Studies show that your perceived exertion correlates well with your heart rate. So if you think you’re working hard, your heart rate is likely elevated.
You can use either way of gauging exercise intensity. If you like technology and care about the numbers, a heart rate monitor might be a useful device for you. If you feel you’re in tune with your body and your level of exertion, you likely will do fine without a monitor.
GAUGING INTENSITY USING YOUR HEART RATE
Another way to gauge your exercise intensity is to see how hard your heart is beating during physical activity. To use this method, you first have to figure out your maximum heart rate — the upper limit of what your cardiovascular system can handle during physical activity.
The basic way to calculate your maximum heart rate is to subtract your age from 220. For example, if you’re 45 years old, subtract 45 from 220 to get a maximum heart rate of 175. This is the maximum number of times your heart should beat per minute while you’re exercising.
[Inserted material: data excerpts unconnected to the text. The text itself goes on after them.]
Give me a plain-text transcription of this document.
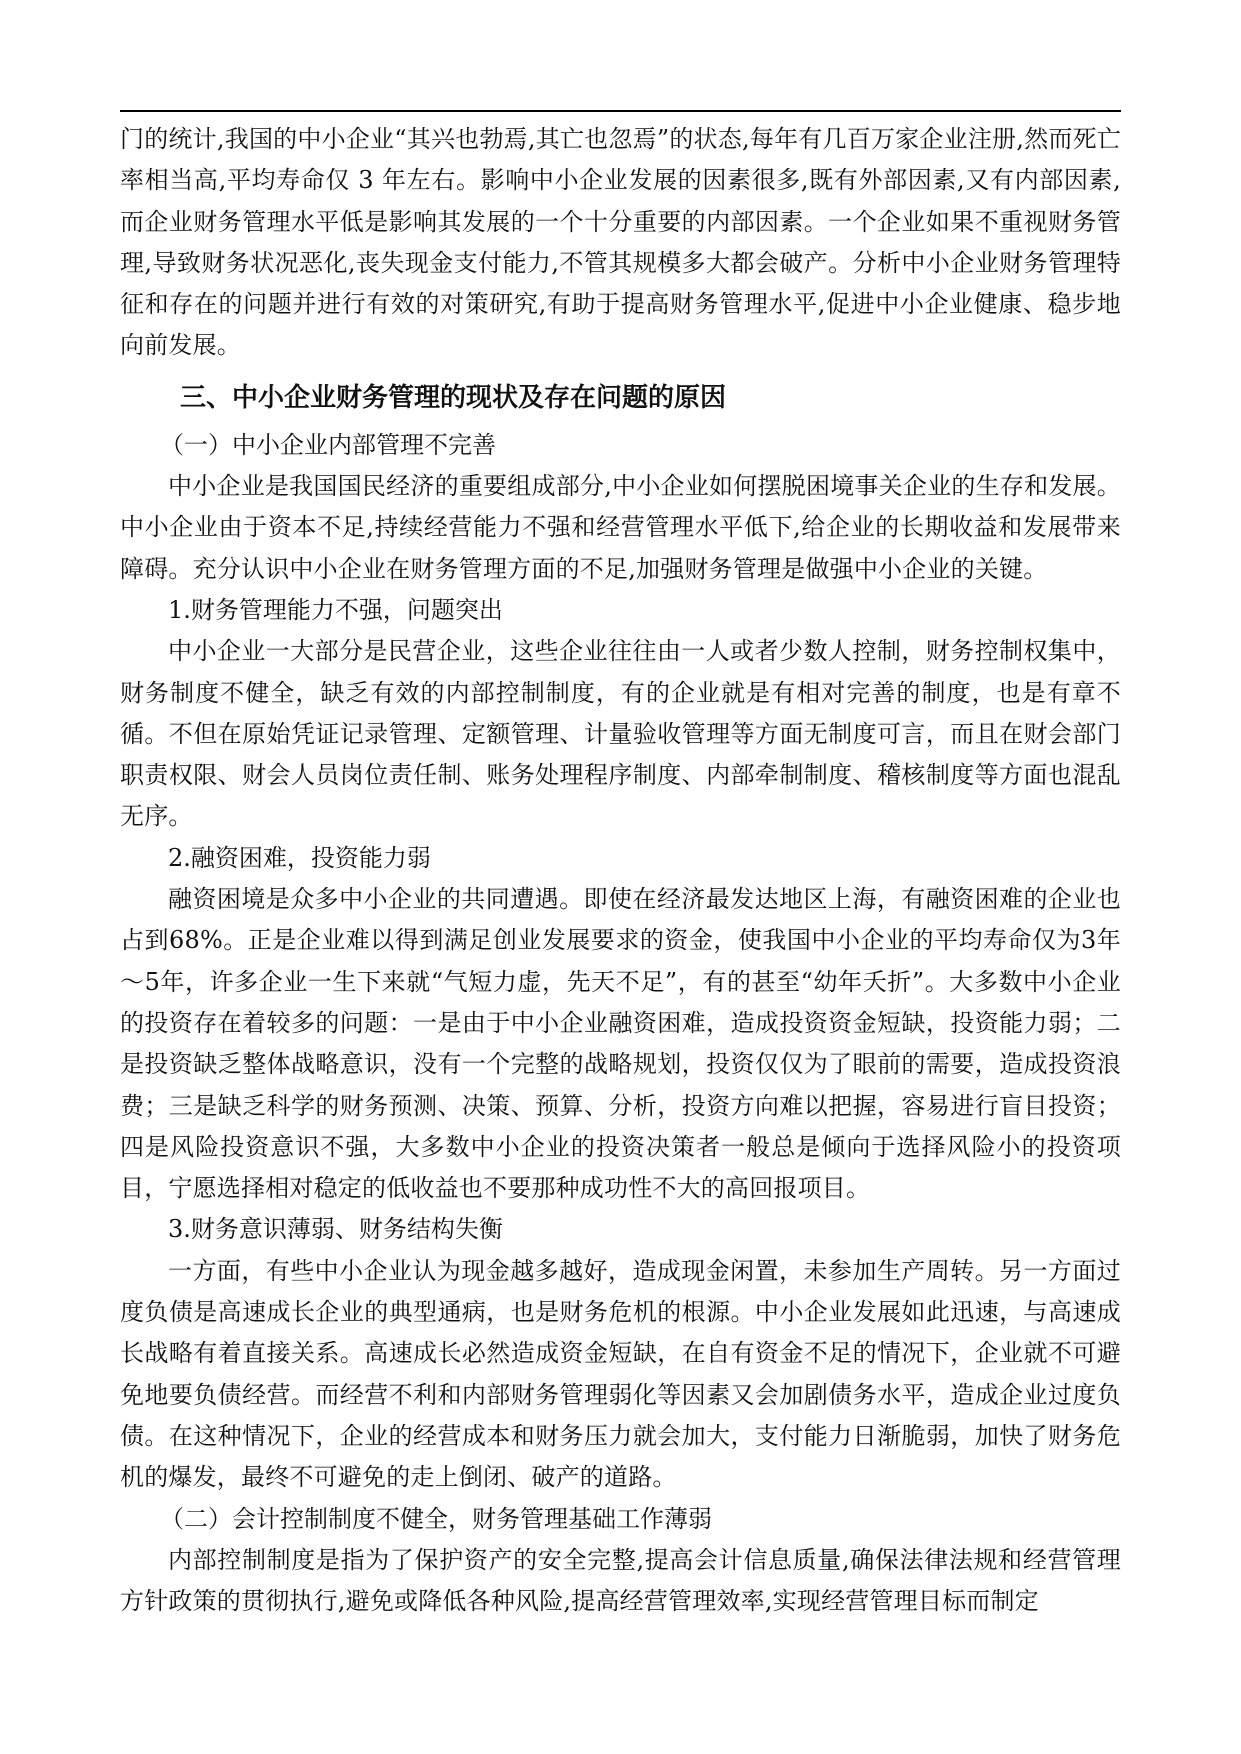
门的统计,我国的中小企业“其兴也勃焉,其亡也忽焉”的状态,每年有几百万家企业注册,然而死亡率相当高,平均寿命仅 3 年左右。影响中小企业发展的因素很多,既有外部因素,又有内部因素,而企业财务管理水平低是影响其发展的一个十分重要的内部因素。一个企业如果不重视财务管理,导致财务状况恶化,丧失现金支付能力,不管其规模多大都会破产。分析中小企业财务管理特征和存在的问题并进行有效的对策研究,有助于提高财务管理水平,促进中小企业健康、稳步地向前发展。

三、中小企业财务管理的现状及存在问题的原因

（一）中小企业内部管理不完善

中小企业是我国国民经济的重要组成部分,中小企业如何摆脱困境事关企业的生存和发展。中小企业由于资本不足,持续经营能力不强和经营管理水平低下,给企业的长期收益和发展带来障碍。充分认识中小企业在财务管理方面的不足,加强财务管理是做强中小企业的关键。

1.财务管理能力不强，问题突出

中小企业一大部分是民营企业，这些企业往往由一人或者少数人控制，财务控制权集中，财务制度不健全，缺乏有效的内部控制制度，有的企业就是有相对完善的制度，也是有章不循。不但在原始凭证记录管理、定额管理、计量验收管理等方面无制度可言，而且在财会部门职责权限、财会人员岗位责任制、账务处理程序制度、内部牵制制度、稽核制度等方面也混乱无序。

2.融资困难，投资能力弱

融资困境是众多中小企业的共同遭遇。即使在经济最发达地区上海，有融资困难的企业也占到68%。正是企业难以得到满足创业发展要求的资金，使我国中小企业的平均寿命仅为3年～5年，许多企业一生下来就“气短力虚，先天不足”，有的甚至“幼年夭折”。大多数中小企业的投资存在着较多的问题：一是由于中小企业融资困难，造成投资资金短缺，投资能力弱；二是投资缺乏整体战略意识，没有一个完整的战略规划，投资仅仅为了眼前的需要，造成投资浪费；三是缺乏科学的财务预测、决策、预算、分析，投资方向难以把握，容易进行盲目投资；四是风险投资意识不强，大多数中小企业的投资决策者一般总是倾向于选择风险小的投资项目，宁愿选择相对稳定的低收益也不要那种成功性不大的高回报项目。

3.财务意识薄弱、财务结构失衡

一方面，有些中小企业认为现金越多越好，造成现金闲置，未参加生产周转。另一方面过度负债是高速成长企业的典型通病，也是财务危机的根源。中小企业发展如此迅速，与高速成长战略有着直接关系。高速成长必然造成资金短缺，在自有资金不足的情况下，企业就不可避免地要负债经营。而经营不利和内部财务管理弱化等因素又会加剧债务水平，造成企业过度负债。在这种情况下，企业的经营成本和财务压力就会加大，支付能力日渐脆弱，加快了财务危机的爆发，最终不可避免的走上倒闭、破产的道路。

（二）会计控制制度不健全，财务管理基础工作薄弱

内部控制制度是指为了保护资产的安全完整,提高会计信息质量,确保法律法规和经营管理方针政策的贯彻执行,避免或降低各种风险,提高经营管理效率,实现经营管理目标而制定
Once you know your maximum heart rate, you can calculate your desired target heart rate zone — the level at which your heart is being exercised and conditioned but not overworked.
Here’s how heart rate matches up with exercise intensity levels:
- Moderate exercise intensity: 50 to 70 percent of your maximum heart rate
- Vigorous exercise intensity: 70 to 85 percent of your maximum heart rate
If you’re not fit or you’re just beginning an exercise program, aim for the lower end of your target zone (50 percent). Then, gradually build up the intensity. If you’re healthy and want a vigorous intensity, opt for the higher end of the zone.
MODERATE EXERCISE INTENSITY
Moderate activity feels somewhat hard. Here are clues that your exercise intensity is at a moderate level:
- Your breathing quickens, but you’re not out of breath.
- You develop a light sweat after about 10 minutes of activity.
- You can carry on a conversation, but you can’t sing.
VIGOROUS EXERCISE INTENSITY
Vigorous activity feels challenging. Here are clues that your exercise intensity is at a vigorous level:
- Your breathing is deep and rapid.
- You develop a sweat after a few minutes of activity.
- You can’t say more than a few words without pausing for breath.
Beware of pushing yourself too hard too often. If you’re short of breath, in pain or can’t work out as long as you’d planned, your exercise intensity is probably higher than your fitness level allows. Back off a bit and build intensity gradually.